• Leadership,  Living as a Leader

    Whose Filling Up Your Calendar?

    fullsizerender-3Do you take the time to plan your day, your week, your month, your life?  Do you have clearly stated personal core values and purpose statement?  Do you have a map that guides you to the places you want to go and a plan for becoming the person God’s called you to be?

    If you answer to these questions is a “no” or “not to often” – here’s the harsh reality – someone else, by default, will create answers to these questions for you.  They’ll plan your time, set your priorities, fill up your calendar and make sure their priorities and goals are being achieved before yours.  Not because people are manipulative or malicious but simply because they can, because you let them, because you’re not doing it yourself.

    You see our days and weeks, represented by our calendars, have their own magnetic pull. They will draw in the nearest activities, tasks, projects, and appointments into every available time slot of your life.  And trust me, if you’re a leader, there’s always somebody’s priorities close by.  The question is which priorities will be closest and fill up your calendar? Yours or others?

    So what can you do to assure that your life is filled with your plans, goals, priorities, and the people you want and need to see?  It’s simple, with discipline, diligence and tenacity, fill in your calendar before others do so for you.  And this starts by having a planning rhythm for your life. This rhythm should include five separate personal planning sessions, or as my friend Jack McQueeney calls them – meetings with yourself.   These meetings are:

    Annual Planning – where you set you goals  and priorities for the year, then schedule these, along with other major events, into your calendar for the year. I do this in November or December of each year with my wife Denise. Typically it takes an afternoon to accomplish.

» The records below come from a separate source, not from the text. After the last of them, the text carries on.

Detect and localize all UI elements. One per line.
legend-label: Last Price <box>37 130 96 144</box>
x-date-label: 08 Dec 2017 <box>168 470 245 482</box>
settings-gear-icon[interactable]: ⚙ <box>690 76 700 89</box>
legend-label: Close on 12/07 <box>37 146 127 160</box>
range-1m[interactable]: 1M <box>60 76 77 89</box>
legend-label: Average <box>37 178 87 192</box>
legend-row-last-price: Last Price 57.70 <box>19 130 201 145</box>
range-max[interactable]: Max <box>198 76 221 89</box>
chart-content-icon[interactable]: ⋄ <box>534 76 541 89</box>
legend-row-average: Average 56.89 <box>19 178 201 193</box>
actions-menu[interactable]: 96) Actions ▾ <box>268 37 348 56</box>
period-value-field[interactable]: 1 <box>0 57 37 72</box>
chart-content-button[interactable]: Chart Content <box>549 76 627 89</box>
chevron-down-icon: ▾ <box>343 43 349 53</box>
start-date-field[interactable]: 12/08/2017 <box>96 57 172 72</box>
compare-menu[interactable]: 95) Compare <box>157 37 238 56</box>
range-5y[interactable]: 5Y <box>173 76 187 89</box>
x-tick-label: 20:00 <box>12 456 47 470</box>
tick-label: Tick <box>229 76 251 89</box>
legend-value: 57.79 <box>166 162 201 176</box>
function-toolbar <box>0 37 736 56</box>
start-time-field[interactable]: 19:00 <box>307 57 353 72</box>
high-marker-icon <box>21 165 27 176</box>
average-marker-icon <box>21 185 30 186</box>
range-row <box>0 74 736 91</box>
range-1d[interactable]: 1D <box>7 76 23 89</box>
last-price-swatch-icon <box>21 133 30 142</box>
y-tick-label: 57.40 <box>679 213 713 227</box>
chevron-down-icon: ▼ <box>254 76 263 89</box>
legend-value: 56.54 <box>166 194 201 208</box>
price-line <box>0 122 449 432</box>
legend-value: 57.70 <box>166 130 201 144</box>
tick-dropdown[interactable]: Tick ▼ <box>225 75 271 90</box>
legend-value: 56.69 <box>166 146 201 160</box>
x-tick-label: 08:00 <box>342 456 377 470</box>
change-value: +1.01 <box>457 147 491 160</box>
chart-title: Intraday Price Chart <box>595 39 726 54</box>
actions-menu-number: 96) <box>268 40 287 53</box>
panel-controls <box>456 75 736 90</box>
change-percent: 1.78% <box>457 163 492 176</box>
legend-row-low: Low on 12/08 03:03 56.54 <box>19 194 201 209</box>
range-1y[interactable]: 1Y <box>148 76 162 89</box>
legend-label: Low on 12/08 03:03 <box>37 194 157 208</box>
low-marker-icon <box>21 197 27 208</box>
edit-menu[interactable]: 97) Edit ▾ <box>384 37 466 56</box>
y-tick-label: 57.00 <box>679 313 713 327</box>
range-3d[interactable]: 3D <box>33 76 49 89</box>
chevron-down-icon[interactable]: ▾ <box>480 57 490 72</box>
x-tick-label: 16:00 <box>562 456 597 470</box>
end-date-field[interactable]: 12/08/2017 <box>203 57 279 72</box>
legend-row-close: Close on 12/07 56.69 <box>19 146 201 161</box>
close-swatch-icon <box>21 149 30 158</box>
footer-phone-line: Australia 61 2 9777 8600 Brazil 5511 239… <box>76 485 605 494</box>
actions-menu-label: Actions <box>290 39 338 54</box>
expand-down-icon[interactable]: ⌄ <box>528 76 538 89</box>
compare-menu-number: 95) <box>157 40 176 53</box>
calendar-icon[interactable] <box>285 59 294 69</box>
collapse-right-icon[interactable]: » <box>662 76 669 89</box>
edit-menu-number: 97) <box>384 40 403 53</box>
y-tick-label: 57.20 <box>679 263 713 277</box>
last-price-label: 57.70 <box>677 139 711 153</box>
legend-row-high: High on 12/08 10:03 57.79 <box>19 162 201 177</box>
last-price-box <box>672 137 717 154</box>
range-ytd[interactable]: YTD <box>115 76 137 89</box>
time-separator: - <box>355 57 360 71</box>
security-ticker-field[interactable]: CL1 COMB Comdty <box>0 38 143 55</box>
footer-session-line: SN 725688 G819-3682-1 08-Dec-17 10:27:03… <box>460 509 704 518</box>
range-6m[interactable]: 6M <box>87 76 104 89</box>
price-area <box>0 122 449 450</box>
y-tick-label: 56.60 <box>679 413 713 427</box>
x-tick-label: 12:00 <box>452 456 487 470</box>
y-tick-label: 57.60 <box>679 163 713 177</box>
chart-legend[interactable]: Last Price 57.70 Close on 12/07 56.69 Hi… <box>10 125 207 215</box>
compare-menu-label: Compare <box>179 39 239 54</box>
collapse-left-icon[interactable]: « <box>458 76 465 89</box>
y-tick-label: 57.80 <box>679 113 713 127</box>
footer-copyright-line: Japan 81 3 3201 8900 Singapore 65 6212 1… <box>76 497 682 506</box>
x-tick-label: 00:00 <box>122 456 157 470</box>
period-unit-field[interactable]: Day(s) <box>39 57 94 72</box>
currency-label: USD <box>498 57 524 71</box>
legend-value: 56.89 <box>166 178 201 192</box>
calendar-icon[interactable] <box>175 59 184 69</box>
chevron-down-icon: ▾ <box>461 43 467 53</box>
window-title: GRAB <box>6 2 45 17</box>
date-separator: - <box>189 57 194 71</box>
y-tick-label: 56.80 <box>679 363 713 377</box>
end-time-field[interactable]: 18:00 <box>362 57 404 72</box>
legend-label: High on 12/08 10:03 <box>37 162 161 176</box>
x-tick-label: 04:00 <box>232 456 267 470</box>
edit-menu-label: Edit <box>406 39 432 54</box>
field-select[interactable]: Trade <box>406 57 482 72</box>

    Seasonal or Quarterly Meeting – check your progress on your annual plan, map out in more detail your calendar, and move things around that have unintentionally crept into your life.  This meeting should only be a couple hours at the most.

    Monthly Review – adjust your Seasonal/Quarterly plan and fill in open times with your priorities.  At this step be much more detailed in filling in your calendar. I spend about an hour during the last week of each month planning the next month.

    Weekly Meeting – the most important meeting of your life.  This is where you set weekly goals then build time into your calendar to accomplish them. You do this by doggedly moving the less important things out and making time for the most important work to be done  Though it’s the most important meeting, once you’ve done it a number of times it doesn’t take long – 30 minutes is my typical time needed.  I usually do it on Sunday morning.

    Daily Plan – everyday it’s important to look at your weekly plan and calendar and make sure you’re on track to accomplish your goals and key work. Early every morning I identify my top 1 to 3 priorities for that day.  This takes about 5 or 10 minutes.

    Now if this all seems to require to much time, let me ask you one final question – if you don’t have time to plan,  how do you have time to do everyone’s else’s priorities and yours as well?  So make 2017 your best, most fruitful year yet by filling your calendar up before someone does it for you.

     

     

     

     

     

  • Leadership,  Living as a Leader,  Marriage and Family

    Walking through the Season of Lasts

    2013-09-03 05.13.34-2“I just played my last high school soccer game” our son, Jonathan, said amidst tears and hugs from teammates, classmates, parents, and coaches. Tis the season of lasts for our youngest son as he finishes his last year of high school. Being a 4 sport athlete and highly involved in the life of his school, Jonathan knows he has some more lasts before his year’s done. So based on the sadness he felt after his last soccer game I think he’s already dreading the next major last.

    So on our way home from his last game I reminded Jonathan that a season of lasts doesn’t last forever. In fact a last of something means a first for something else. Though I acknowledged to him that early in the season of lasts it’s not always clear what the new first will be. For example Jonathan knows he’ll be going to college, which is comforting at a certain level, but he doesn’t know where. And not having a clear and specific picture of the first can make the season of lasts most difficult.

    Yet once there’s clarity about the new first – in this case where Jonathan will be attending college, it’s easy to move from the sadness and loss to excitement about the promise that new first brings. But the key is finding that new first, to have a real and tangible plan beyond the last last. The more specific the plan, the easier it is to have the lasts feel like they’re giving birth to the new first instead of bringing an end to all things good and happy. That’s why this week Jonathan, Denise and I are making our first official college visits. Not to run away from the lasts but to put them into a different light, a light of a new first.

    Now this all sounds really good as I’m saying it to a 17-year-old but here’s the real test of my fatherly advice – with Jonathan being our last child it also means Denise and I are also experiencing a season of lasts. After nine high school soccer seasons as a parent, Jonathan’s last game was also our last soccer game, his last basketball game will also be ours, his last day of school will be ours. I’ll admit I’m very sad about it all and already feel the loss that having no kids in school will bring to our lives.

    Yet now it’s time for Denise and me to heed our own advice and have a plan and envision a life as “empty nesters”, and to discover our next first. What will it be? I don’t know but I’m excited to find out.